Gullible & Being Mislead


Let me say it again, and for the umpteenth time -- Weeping Blue Atlas Cedar (Cedrus atlantica 'Glauca Pendula') IS NOT hardy in central Indiana or most of the Midwest. So why do we keep seeing it offered at garden centers? (1) The owners/buyers at the garden centers either do not know (but they should), or (2) they are trying to let the overwhelming allure of the plant keep you from making a wise (informed) decision, and to profit from your mistake. (3) Layer on the fact that most of us are gullible and have a faulty mindset regarding reality. Denialism. It is my idea [I want it] so it must be a good idea), thus we pay the price. And a steep price it is. Specimens can be $200 or more. That is a lot to dole out for what is here a likely woody annual. I understand the lust. This true cedar is an absolutely spectacular plant! There are breathtaking large specimens in Washington DC and Washington State and other locations much farther south, but we do not live there. We live in Indiana, and the plant IS NOT reliably winter hardy here -- certainly not in the Indianapolis area, although climate change may temporarily alter that. The solution to having this beauty here: take a pic and use it as a screensaver image, or consider moving to where the plant is reliably hardy.


As I clearly state in my book and at all my public presentations, it is the climatic extremes not the average that play havoc with our outside companions, both native and introduced. So long as the maximum winter low temperature stays above -10˚F your Atlas Cedar specimen will probably stay blue (i.e., not perish). Unfortunately, 1/4 of the last 50 years in central Indiana we have had a maximum low of greater than -10, including several years below -20. It only need happen once. Moreover, there are other factors in play. (See my ALMANAC) If your specimen is stressed (e.g., recently planted and thus not established) or in soil that does drain well, it is even more vulnerable. True, you might be lucky and get a few years out of your specimen, but then again . . . . All the planted individuals I knew about in the greater Indianapolis area were killed by the terrible winter of 2014. Some of the plants were purchased as larger specimens (4-inch caliber). In one instance special heating elements had been placed in the ground in an attempt to prevent damage. Not only was this foolish and expensive, it did NOT work.

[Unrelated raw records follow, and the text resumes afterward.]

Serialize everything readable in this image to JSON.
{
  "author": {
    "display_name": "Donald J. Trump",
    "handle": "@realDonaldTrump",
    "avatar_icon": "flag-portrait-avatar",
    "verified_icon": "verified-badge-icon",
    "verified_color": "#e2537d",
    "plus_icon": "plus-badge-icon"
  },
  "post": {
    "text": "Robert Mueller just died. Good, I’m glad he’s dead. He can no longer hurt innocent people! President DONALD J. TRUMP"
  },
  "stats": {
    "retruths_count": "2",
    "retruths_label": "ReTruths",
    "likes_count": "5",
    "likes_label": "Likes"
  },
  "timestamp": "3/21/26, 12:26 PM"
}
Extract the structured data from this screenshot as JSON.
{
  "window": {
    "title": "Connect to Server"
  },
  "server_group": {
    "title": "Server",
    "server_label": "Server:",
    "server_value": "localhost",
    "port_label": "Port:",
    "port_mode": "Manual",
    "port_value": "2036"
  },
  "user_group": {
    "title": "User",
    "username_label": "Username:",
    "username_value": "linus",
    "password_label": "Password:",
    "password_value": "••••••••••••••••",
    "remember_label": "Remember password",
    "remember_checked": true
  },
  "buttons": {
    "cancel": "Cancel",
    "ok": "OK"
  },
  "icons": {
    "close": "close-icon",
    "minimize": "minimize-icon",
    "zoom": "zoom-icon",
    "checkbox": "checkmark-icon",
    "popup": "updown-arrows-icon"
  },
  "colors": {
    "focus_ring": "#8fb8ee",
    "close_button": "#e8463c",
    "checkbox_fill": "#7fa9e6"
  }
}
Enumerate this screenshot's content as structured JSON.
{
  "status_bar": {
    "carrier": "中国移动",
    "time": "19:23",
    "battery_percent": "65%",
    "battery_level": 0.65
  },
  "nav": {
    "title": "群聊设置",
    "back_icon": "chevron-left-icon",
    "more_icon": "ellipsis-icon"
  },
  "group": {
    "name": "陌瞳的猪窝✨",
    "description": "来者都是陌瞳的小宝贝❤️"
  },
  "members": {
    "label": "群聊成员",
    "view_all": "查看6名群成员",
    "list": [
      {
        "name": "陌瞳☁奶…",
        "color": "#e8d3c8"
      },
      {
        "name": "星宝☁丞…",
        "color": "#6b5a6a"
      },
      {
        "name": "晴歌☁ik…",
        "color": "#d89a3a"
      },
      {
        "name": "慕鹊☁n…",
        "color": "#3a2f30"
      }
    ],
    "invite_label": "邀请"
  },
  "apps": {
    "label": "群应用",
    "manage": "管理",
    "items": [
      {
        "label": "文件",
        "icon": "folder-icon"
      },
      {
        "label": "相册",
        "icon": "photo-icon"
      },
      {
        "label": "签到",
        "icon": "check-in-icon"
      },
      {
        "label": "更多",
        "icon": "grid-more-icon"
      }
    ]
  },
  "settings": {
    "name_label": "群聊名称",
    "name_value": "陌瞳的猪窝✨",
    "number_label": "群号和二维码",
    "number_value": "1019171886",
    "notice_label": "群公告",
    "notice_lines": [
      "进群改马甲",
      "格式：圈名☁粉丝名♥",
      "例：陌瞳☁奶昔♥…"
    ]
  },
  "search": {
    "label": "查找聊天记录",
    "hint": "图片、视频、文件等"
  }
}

In Chapter 12 of my Rantings book I have a list of woody plants susceptible to winterburn or dieback in central Indiana. You should be cautious and usually avoid these marginals. If you are interested in a reliably hardy cedar (the genus Cedrus) for Indiana I recommend 'Karl Fuchs' a cultivar of Himalayan Cedar (C. deodara). It is a wonderful tree. Additionally, very rarely you will encounter a specimen of the magnificent Cedar of Lebanon (C. libani) -- almost always on the property of a hardcore conifer aficionado. I recall a couple of impressive specimens of C. libani var. stenocoma ('Purdue Hardy') on the West Lafayette campus. Old specimens have a massive trunk. Both species are gorgeous, somewhat to very blue and can get big. They are trees and CANNOT be kept small by pruning.